Yeah no. I am someone who happens to not care about whether someone is trans or not. I mostly care about whether they are attractive physically and personality wise

Then you'll be fine. Finding a guy from here probably isnt the best tho but do you.

tbh true

Wow shocking. A mentally ill faggot that thinks it's a girl.

Yeah I'd very likely date you.

Finding your true love on Sup Forums is the best way what are you talking about, hmu op lets get the juices flowing

You sound really cute, would date.

You sound fine to me. Your problems can't run too deep. Your personality disorder is probably more of a problem for the people in your life than it is for you, but I doubt you'll kill yourself.

tbh I was just asking bc i feel as though its impossible, i wasnt really asking anyone to date me

It's about 50/50 honestly. Doxing yourself here in any way is never a good idea, but there are genuinely good people who just happen to have twisted & sick senses of humor here, who genuinely try to help out someone of a like mind.
A lot of genuinely desperately lonely peeps too.
Always be cautious here, but it's not ALL bad.

I'm sure you're fine dudes. I found my trap gf on 8ch keep going...

Amen to that

it's sad, really. I have some cliche advices.
1) don't get surgery
2) dont kill yourself.

Traitor

I went were the femme cocks were. I played both sides.

>don't get surgery
This; no matter how bad life may EVER get, at least your genitals still work.
No matter how you think it'll change it for the better, the super slim chance it will isn't worth the huge risk of making things infinitely worse.
Most of the people who'd want to date you anyway would vastly prefer the dick to be intact.

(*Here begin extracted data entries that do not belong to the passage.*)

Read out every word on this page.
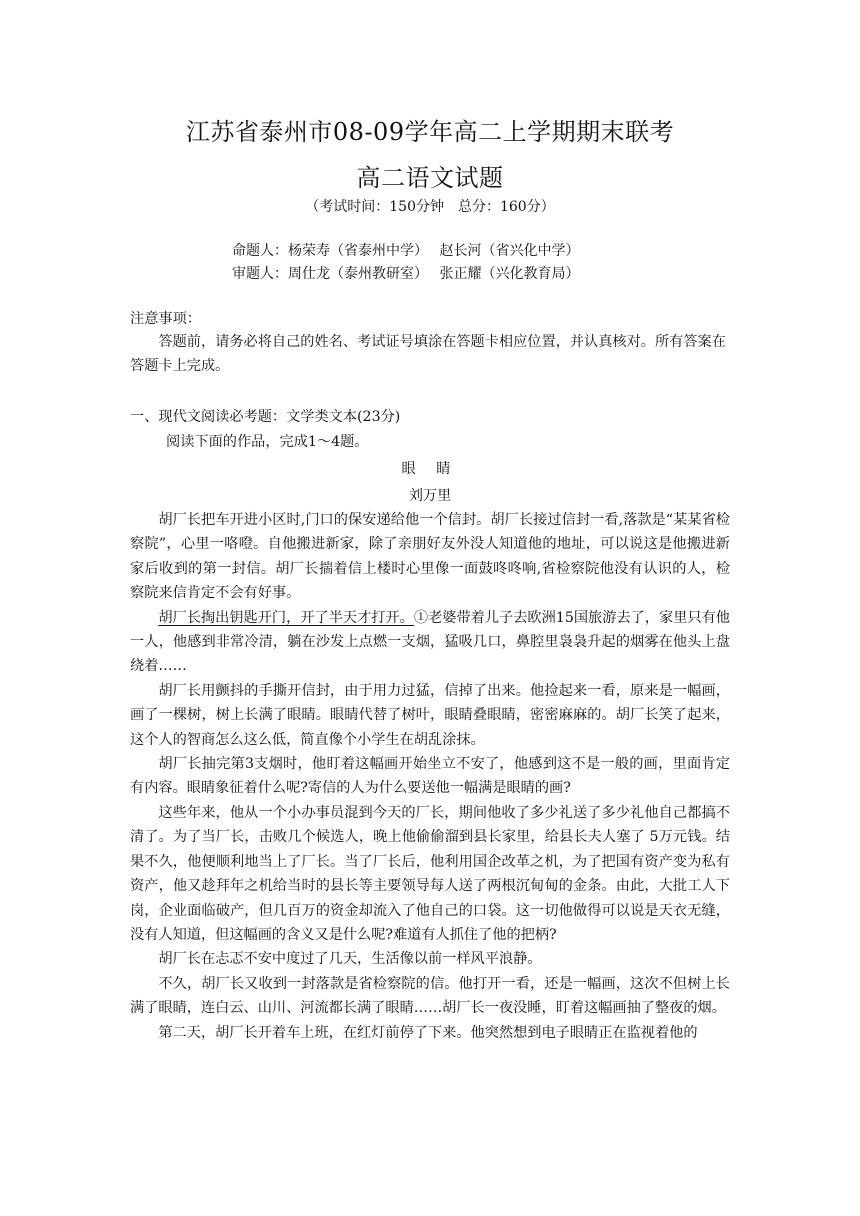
江苏省泰州市08-09学年高二上学期期末联考
高二语文试题
（考试时间：150分钟　总分：160分）
命题人：杨荣寿（省泰州中学）　 赵长河（省兴化中学）
审题人：周仕龙（泰州教研室）　 张正耀（兴化教育局）
注意事项：
答题前，请务必将自己的姓名、考试证号填涂在答题卡相应位置，并认真核对。所有答案在答题卡上完成。
一、现代文阅读必考题：文学类文本(23分)
阅读下面的作品，完成1～4题。
眼 睛
刘万里

胡厂长把车开进小区时,门口的保安递给他一个信封。胡厂长接过信封一看,落款是“某某省检察院”，心里一咯噔。自他搬进新家，除了亲朋好友外没人知道他的地址，可以说这是他搬进新家后收到的第一封信。胡厂长揣着信上楼时心里像一面鼓咚咚响,省检察院他没有认识的人，检察院来信肯定不会有好事。

胡厂长掏出钥匙开门，开了半天才打开。①老婆带着儿子去欧洲15国旅游去了，家里只有他一人，他感到非常冷清，躺在沙发上点燃一支烟，猛吸几口，鼻腔里袅袅升起的烟雾在他头上盘绕着……

胡厂长用颤抖的手撕开信封，由于用力过猛，信掉了出来。他捡起来一看，原来是一幅画，画了一棵树，树上长满了眼睛。眼睛代替了树叶，眼睛叠眼睛，密密麻麻的。胡厂长笑了起来，这个人的智商怎么这么低，简直像个小学生在胡乱涂抹。

胡厂长抽完第3支烟时，他盯着这幅画开始坐立不安了，他感到这不是一般的画，里面肯定有内容。眼睛象征着什么呢?寄信的人为什么要送他一幅满是眼睛的画?

这些年来，他从一个小办事员混到今天的厂长，期间他收了多少礼送了多少礼他自己都搞不清了。为了当厂长，击败几个候选人，晚上他偷偷溜到县长家里，给县长夫人塞了 5万元钱。结果不久，他便顺利地当上了厂长。当了厂长后，他利用国企改革之机，为了把国有资产变为私有资产，他又趁拜年之机给当时的县长等主要领导每人送了两根沉甸甸的金条。由此，大批工人下岗，企业面临破产，但几百万的资金却流入了他自己的口袋。这一切他做得可以说是天衣无缝，没有人知道，但这幅画的含义又是什么呢?难道有人抓住了他的把柄?

胡厂长在忐忑不安中度过了几天，生活像以前一样风平浪静。

不久，胡厂长又收到一封落款是省检察院的信。他打开一看，还是一幅画，这次不但树上长满了眼睛，连白云、山川、河流都长满了眼睛……胡厂长一夜没睡，盯着这幅画抽了整夜的烟。

第二天，胡厂长开着车上班，在红灯前停了下来。他突然想到电子眼睛正在监视着他的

If i get dubs we fight boi

Hands down.

i mean, its not like you can get hard much on hrt, and im sterile, wouldnt exactly call it working

Dunno about date, I have a girlfriend and kid. But I'll be your friend, play video games, and talk about nerdy shit with you.

My girlfriends cock still works 3 yrs hrt. Can't come but I don't want a mouth full of cum anyways.

You win this time, but the real traps are on 4ch forever you cuck

I dunno about date but I'll ask for you to send me pics and I'll send you money

I legit just want to play video games and talk about Pokemon. Granted you aren't wrong, I'm capable of being a shit lord and fucking with people. Just grew out of that shit.

Working better than it would if you paid a doc to turn it outside-in & stuff it up in an artificial hole you have to painfully dilate constantly for the rest of your life; trust me.
Never underestimate how much worse shit can get, in any sense.